Para terminar, como nos recuerda el Dr. Jones en la introducción del libro, solo la historia pondrá en su verdadero lugar a Urresti. Bueno, al menos alguna vez alguien lo pondrá en su sitio. 

Publicado en la revista Velaverde Nº96


sábado, 3 de enero de 2015

Chuponeo S.A. (Jara - Humala)


Ana Jara: Aló, señor presidente. Soy Ana Jara, la Premier.

Ollanta Humala: Hola Anita, ¿cómo?, ¿sigues siendo Premier?

AJ: Sí, claro. Mire quería hablarle del amigo secreto.

OH: ¿Otra vez con lo de Belaúnde Lossio?

AJ: No, yo me refería al intercambio de regalos que quedó pendiente.

OH: Ah bueno.

AJ: Pero ya que lo menciona, ¿no cree que se está demorando mucho su captura?

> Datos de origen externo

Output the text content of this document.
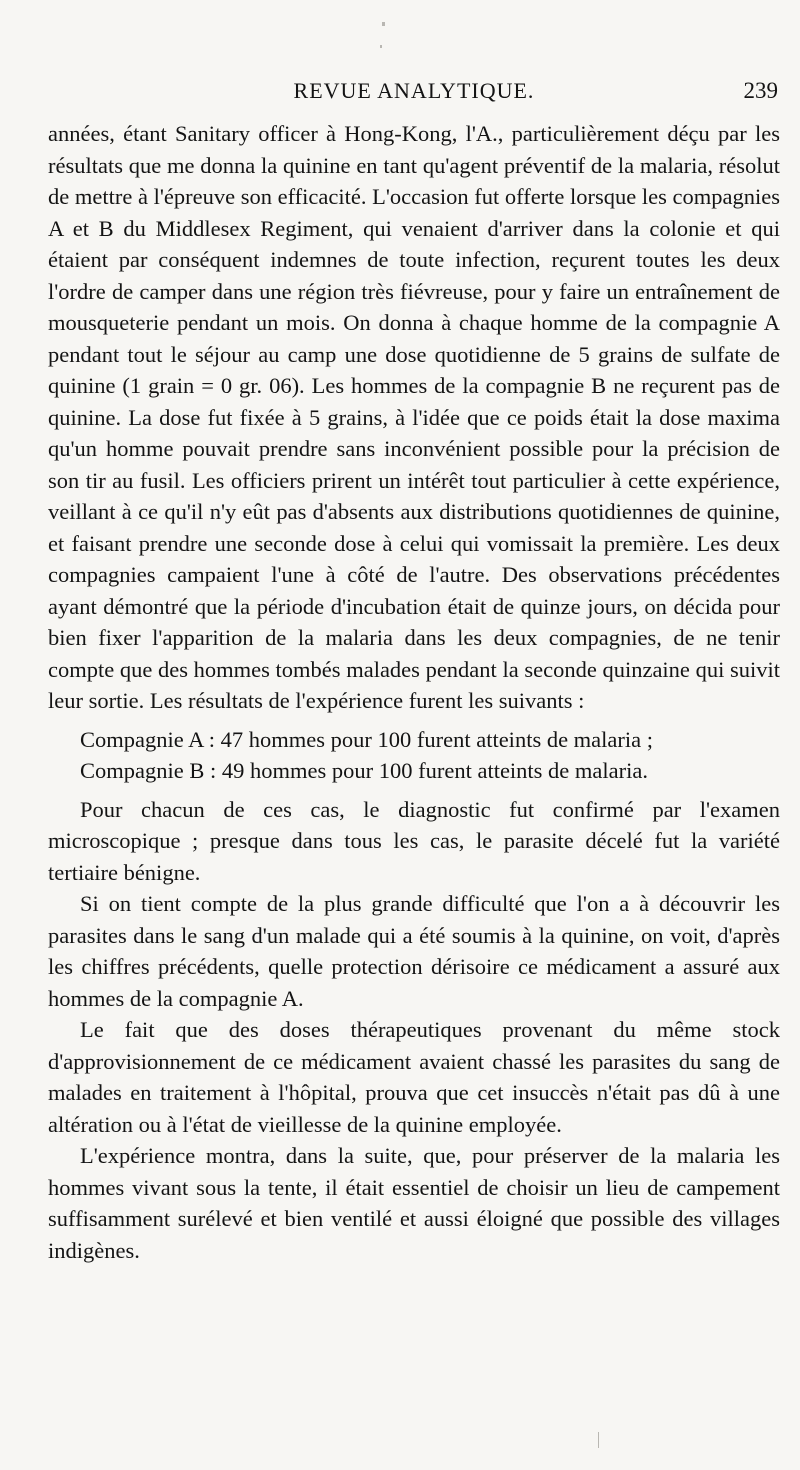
REVUE ANALYTIQUE.	239

années, étant Sanitary officer à Hong-Kong, l'A., particulièrement déçu par les résultats que me donna la quinine en tant qu'agent préventif de la malaria, résolut de mettre à l'épreuve son efficacité. L'occasion fut offerte lorsque les compagnies A et B du Middlesex Regiment, qui venaient d'arriver dans la colonie et qui étaient par conséquent indemnes de toute infection, reçurent toutes les deux l'ordre de camper dans une région très fiévreuse, pour y faire un entraînement de mousqueterie pendant un mois. On donna à chaque homme de la compagnie A pendant tout le séjour au camp une dose quotidienne de 5 grains de sulfate de quinine (1 grain = 0 gr. 06). Les hommes de la compagnie B ne reçurent pas de quinine. La dose fut fixée à 5 grains, à l'idée que ce poids était la dose maxima qu'un homme pouvait prendre sans inconvénient possible pour la précision de son tir au fusil. Les officiers prirent un intérêt tout particulier à cette expérience, veillant à ce qu'il n'y eût pas d'absents aux distributions quotidiennes de quinine, et faisant prendre une seconde dose à celui qui vomissait la première. Les deux compagnies campaient l'une à côté de l'autre. Des observations précédentes ayant démontré que la période d'incubation était de quinze jours, on décida pour bien fixer l'apparition de la malaria dans les deux compagnies, de ne tenir compte que des hommes tombés malades pendant la seconde quinzaine qui suivit leur sortie. Les résultats de l'expérience furent les suivants :

Compagnie A : 47 hommes pour 100 furent atteints de malaria ;
Compagnie B : 49 hommes pour 100 furent atteints de malaria.

Pour chacun de ces cas, le diagnostic fut confirmé par l'examen microscopique ; presque dans tous les cas, le parasite décelé fut la variété tertiaire bénigne.

Si on tient compte de la plus grande difficulté que l'on a à découvrir les parasites dans le sang d'un malade qui a été soumis à la quinine, on voit, d'après les chiffres précédents, quelle protection dérisoire ce médicament a assuré aux hommes de la compagnie A.

Le fait que des doses thérapeutiques provenant du même stock d'approvisionnement de ce médicament avaient chassé les parasites du sang de malades en traitement à l'hôpital, prouva que cet insuccès n'était pas dû à une altération ou à l'état de vieillesse de la quinine employée.

L'expérience montra, dans la suite, que, pour préserver de la malaria les hommes vivant sous la tente, il était essentiel de choisir un lieu de campement suffisamment surélevé et bien ventilé et aussi éloigné que possible des villages indigènes.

OH: No creo, ni siquiera tiene un año de prófugo. Dejemos que Urresti haga su trabajo.

AJ: No me hable de Urresti. La popularidad se le ha subido a la cabeza.  Fíjese que hace dos semanas que quiero hablar con él y todavía no me da cita.

OH: Bueno, felizmente a mí sí me dio una.

AJ: Pero esto es el colmo. ¿Usted también tiene que pedirle cita?

OH: Sí, pero fue por gusto. No me recibió porque olvidé mi DNI.

AJ: Pero señor presidente, eso no puede ser.

OH: Sí, lo sé, uno siempre debe andar con sus documentos.

AJ: No, me refiero a la actitud de Urresti. ¿Por qué no aprovecha que empezamos el año y lo cambia?

OH: Es que es muy popular.

AJ: No me decepcione señor presidente. Además, no tiene que dejarlo en el aire.

OH: Tienes razón, Anita. Lo podría poner en un puesto de perfil bajo.

AJ: Claro, ¿y para cuándo sería el cambio?

OH: Eso depende. ¿Cuándo podrías dejar la PCM?